Nelle elezioni del 1953 intanto il PSDI scese al 4,5%. Tuttavia l'esistenza del sindacato UIL, a forte carattere socialdemocratico, e l'azione di governo consentirono di portare avanti anche in Italia gli ideali della socialdemocrazia. Il PSDI si identificava nel suo leader indiscusso, nonché fondatore Giuseppe Saragat.
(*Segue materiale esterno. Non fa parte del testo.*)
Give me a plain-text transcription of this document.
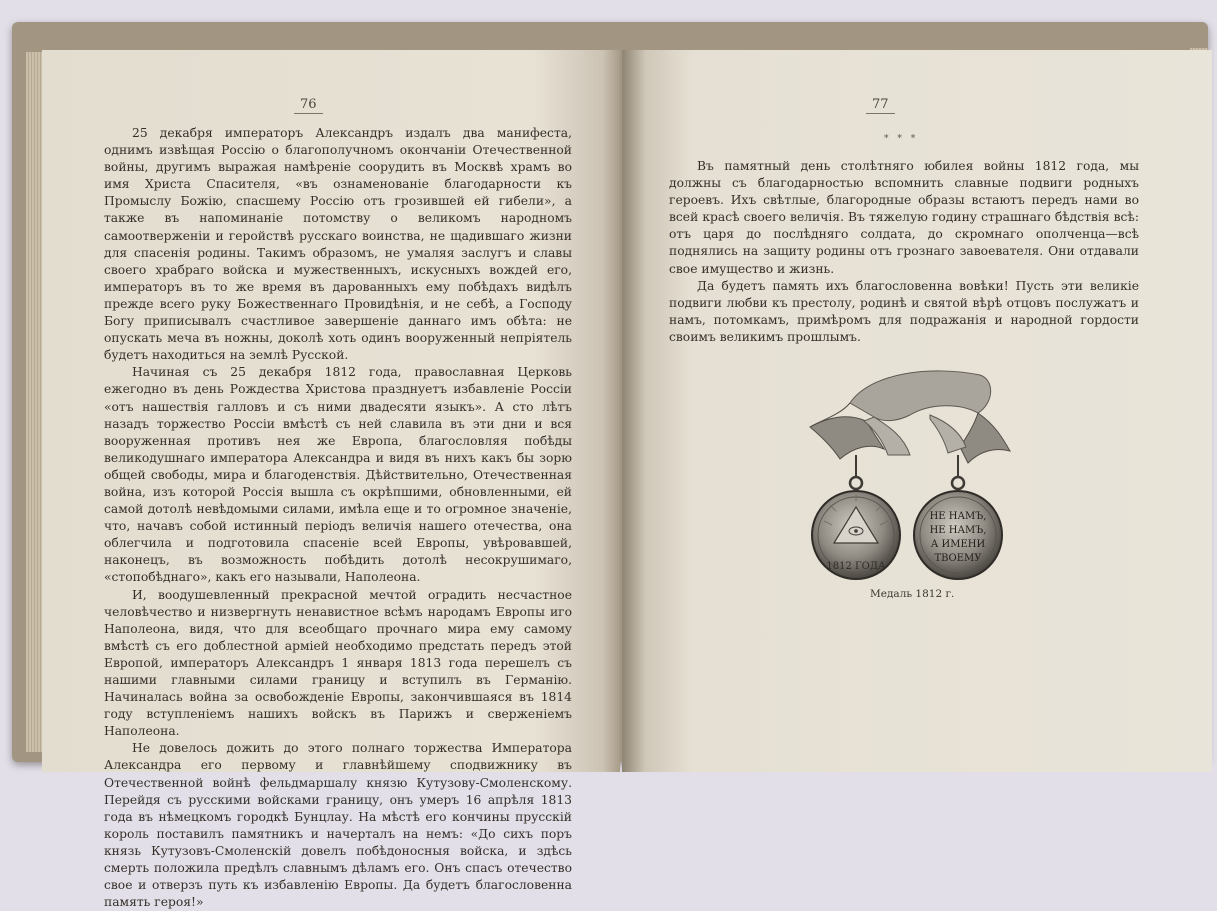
76

25 декабря императоръ Александръ издалъ два манифеста, однимъ извѣщая Россію о благополучномъ окончаніи Отечественной войны, другимъ выражая намѣреніе соорудить въ Москвѣ храмъ во имя Христа Спасителя, «въ ознаменованіе благодарности къ Промыслу Божію, спасшему Россію отъ грозившей ей гибели», а также въ напоминаніе потомству о великомъ народномъ самоотверженіи и геройствѣ русскаго воинства, не щадившаго жизни для спасенія родины. Такимъ образомъ, не умаляя заслугъ и славы своего храбраго войска и мужественныхъ, искусныхъ вождей его, императоръ въ то же время въ дарованныхъ ему побѣдахъ видѣлъ прежде всего руку Божественнаго Провидѣнія, и не себѣ, а Господу Богу приписывалъ счастливое завершеніе даннаго имъ обѣта: не опускать меча въ ножны, доколѣ хоть одинъ вооруженный непріятель будетъ находиться на землѣ Русской.

Начиная съ 25 декабря 1812 года, православная Церковь ежегодно въ день Рождества Христова празднуетъ избавленіе Россіи «отъ нашествія галловъ и съ ними двадесяти языкъ». А сто лѣтъ назадъ торжество Россіи вмѣстѣ съ ней славила въ эти дни и вся вооруженная противъ нея же Европа, благословляя побѣды великодушнаго императора Александра и видя въ нихъ какъ бы зорю общей свободы, мира и благоденствія. Дѣйствительно, Отечественная война, изъ которой Россія вышла съ окрѣпшими, обновленными, ей самой дотолѣ невѣдомыми силами, имѣла еще и то огромное значеніе, что, начавъ собой истинный періодъ величія нашего отечества, она облегчила и подготовила спасеніе всей Европы, увѣровавшей, наконецъ, въ возможность побѣдить дотолѣ несокрушимаго, «стопобѣднаго», какъ его называли, Наполеона.

И, воодушевленный прекрасной мечтой оградить несчастное человѣчество и низвергнуть ненавистное всѣмъ народамъ Европы иго Наполеона, видя, что для всеобщаго прочнаго мира ему самому вмѣстѣ съ его доблестной арміей необходимо предстать передъ этой Европой, императоръ Александръ 1 января 1813 года перешелъ съ нашими главными силами границу и вступилъ въ Германію. Начиналась война за освобожденіе Европы, закончившаяся въ 1814 году вступленіемъ нашихъ войскъ въ Парижъ и сверженіемъ Наполеона.

Не довелось дожить до этого полнаго торжества Императора Александра его первому и главнѣйшему сподвижнику въ Отечественной войнѣ фельдмаршалу князю Кутузову-Смоленскому. Перейдя съ русскими войсками границу, онъ умеръ 16 апрѣля 1813 года въ нѣмецкомъ городкѣ Бунцлау. На мѣстѣ его кончины прусскій король поставилъ памятникъ и начерталъ на немъ: «До сихъ поръ князь Кутузовъ-Смоленскій довелъ побѣдоносныя войска, и здѣсь смерть положила предѣлъ славнымъ дѣламъ его. Онъ спасъ отечество свое и отверзъ путь къ избавленію Европы. Да будетъ благословенна память героя!»

77
* * *

Въ памятный день столѣтняго юбилея войны 1812 года, мы должны съ благодарностью вспомнить славные подвиги родныхъ героевъ. Ихъ свѣтлые, благородные образы встаютъ передъ нами во всей красѣ своего величія. Въ тяжелую годину страшнаго бѣдствія всѣ: отъ царя до послѣдняго солдата, до скромнаго ополченца—всѣ поднялись на защиту родины отъ грознаго завоевателя. Они отдавали свое имущество и жизнь.

Да будетъ память ихъ благословенна вовѣки! Пусть эти великіе подвиги любви къ престолу, родинѣ и святой вѣрѣ отцовъ послужатъ и намъ, потомкамъ, примѣромъ для подражанія и народной гордости своимъ великимъ прошлымъ.

1812 ГОДА
НЕ НАМЪ,
НЕ НАМЪ,
А ИМЕНИ
ТВОЕМУ
Медаль 1812 г.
Gli anni del centrismo andarono dal 1948-1960 e la coalizione di governo fu comunque sempre guidata dalla DC, partito di "centro che guarda a sinistra" come disse lo stesso Alcide De Gasperi, ruolo primario ebbe anche il PSDI, mentre PLI e PRI furono penalizzati a causa degli scarsi risultati elettorali. Gli anni del "centrismo" furono segnati dalla ricostruzione e da una maggioranza politicamente forte in cui l'azione politica era accompagnata da una forte ripresa economica e benessere sociale. Gli anni del centrismi furono quelli della ricostruzione, che negli anni '60 porterà poi al cosiddetto boom economico.
Il centro-sinistra
modificaA partire dagli inizi degli anni '60, la Democrazia Cristiana (guidata da Amintore Fanfani ed Aldo Moro), stava maturando l'apertura verso il Partito Socialista Italiano di Pietro Nenni, il quale proprio all'ora stava affrancando il suo partito dal patto di unità d'azione che fino a quel momento aveva unito socialisti e comunisti. Il Partito Socialista Democratico Italiano dunque (da sempre alleato leale ed ascoltato della DC), dopo un iniziale periodo di titubanza, approva la svolta di centro-sinistra accelerandone il processo e conducendo un formidabile lavoro di mediazione tra socialisti e democristiani, per mezzo del suo fondatore e leader indiscusso Giuseppe Saragat.
L'apertura ai socialisti causò la fuoriuscita dalla compagine governativa del PLI, ma diede inizio ad una forte fase riformatrice nel Paese e migliorò anche la performance elettorale del partito socialdemocratico, che raggiunge il 6% alle elezioni politiche. L'esperienza governativa nel centro-sinistra nel frattempo, facilita il nuovo incontro tra socialdemocratici e socialisti e così il 30 ottobre 1966, il PSDI si riunificò con il PSI, dando vita al PSI-PSDI Unificati.
Il 5 luglio 1969 però - in seguito a scarsi risultati eletorali - nel PSU le strade della componente socialista e di quella socialdemocratica si dividono nuovamente: la prima ritornò al PSI, mentre la seconda ricostituì un soggetto socialdemocratico chiamato Partito Socialista Unitario (PSU), che il 10 febbraio 1971 riprese la denominazione di Partito Socialista Democratico Italiano (PSDI).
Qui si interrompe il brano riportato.